The Vernier, Switzerland-based company said Thursday it expects to cut operating and maintenance costs by 25 to 30 percent in 2016 from this year’s projection of as much as $3.75 billion. A day earlier, the company reported third-quarter revenue tumbled 29 percent and said in a federal filing that it doesn’t expect the number of contract drilling awards to increase next year. Shares fell as much as 7.9 percent.
"As bad as it was in ’15, it’s going to be even worse in ’16," J.B. Lowe, an analyst at Cowen Securities in New York who rates the shares the equivalent of a hold and owns none, said in a phone interview. Although investors see costs coming down, they also must be wondering “if costs are going to be that low, it means a bunch more rigs are going to be idle than we thought.’"
In addition to an oil price slump, the offshore rig industry has been suffering from a glut of new drilling vessels continuing to enter the market. At the same time customers have been pulling back on work because of rising offshore costs.
Through the first 10 months of the year, Transocean has added little more than 10 percent of the amount of new backlog that it did for the same period a year earlier, according to data compiled by William Foiles and Andrew Cosgrove, analysts at Bloomberg Intelligence. To keep pace, Chief Executive Officer Jeremy Thigpen has had to look for ways to cut costs further, including less spending on idled rigs, vessels under construction and dividend payouts to shareholders.

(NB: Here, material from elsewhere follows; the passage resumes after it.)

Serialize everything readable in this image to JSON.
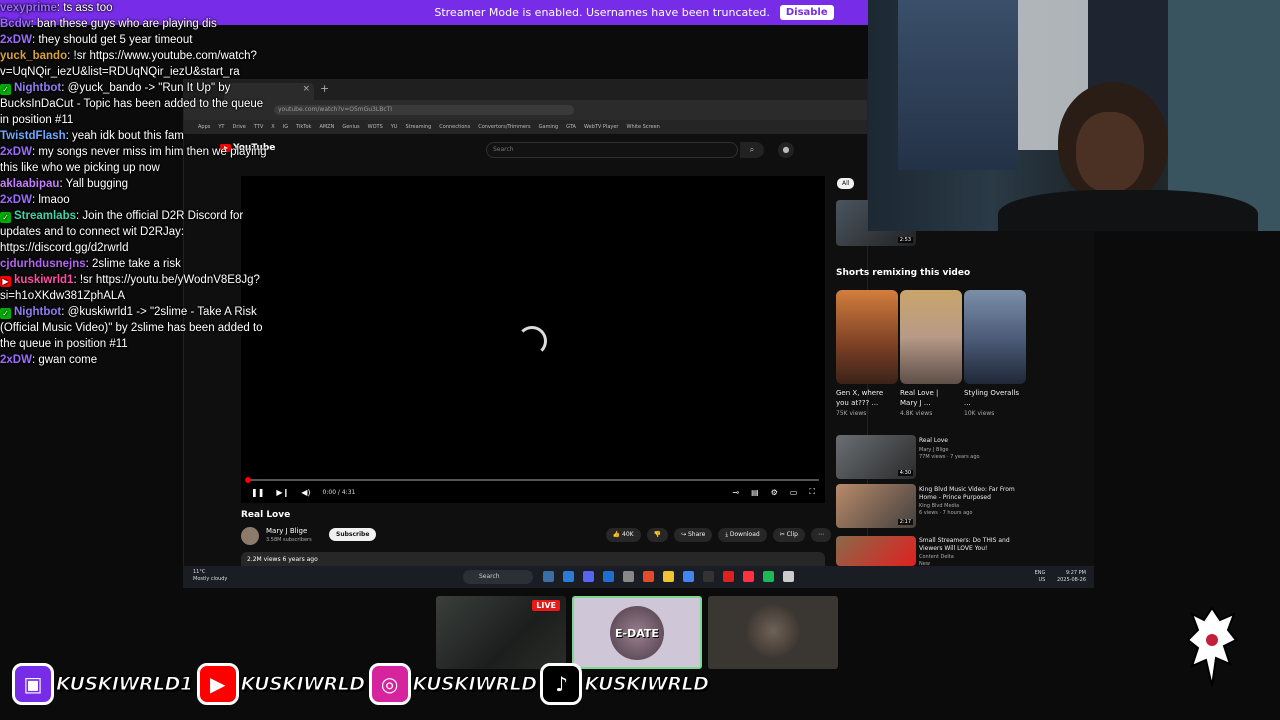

Transocean said Thursday it scrapped another floating rig, bringing its total to 22. The company has retired more than half of all scrapped floating rigs in the industry.
Similar to what Diamond Offshore Drilling Inc. announced on Monday, Transocean said on the call that it struck a deal with Petroleo Brasileiro SA to cancel two contracted rigs working in Brazil and will add 747 days of work to a third rig there. The deal will mean a net of $164 million in additional backlog for Transocean.
“It’s been tough on the contracting front,” Luke Lemoine, an analyst at Capital One Southcoast in New Orleans who rates the shares the equivalent of a sell and owns none, said before the earnings release. “The real question is what do they do with some of their idle rigs. To get costs lower, they have to do something with those.”
Thanks largely to a tax rate that was half the one for the previous quarter, the company’s adjusted per-share profit for the third quarter exceeded by 22 cents the 65-cent average of 31 analysts’ estimates compiled by Bloomberg.
“Operationally, the quarter was average at best,” Rob Desai, an analyst at Edward Jones in St. Louis, who rates the shares the equivalent of a hold and owns none, said in a phone interview. “It really came down to the taxes for why they came in above where we were.”
Shareholders agreed last month at a special meeting to cut the third and fourth installments of their dividend. The company also announced last month a deal with its shipbuilder and with customer Royal Dutch Shell Plc to delay delivery of two ultra-deepwater drillships under construction.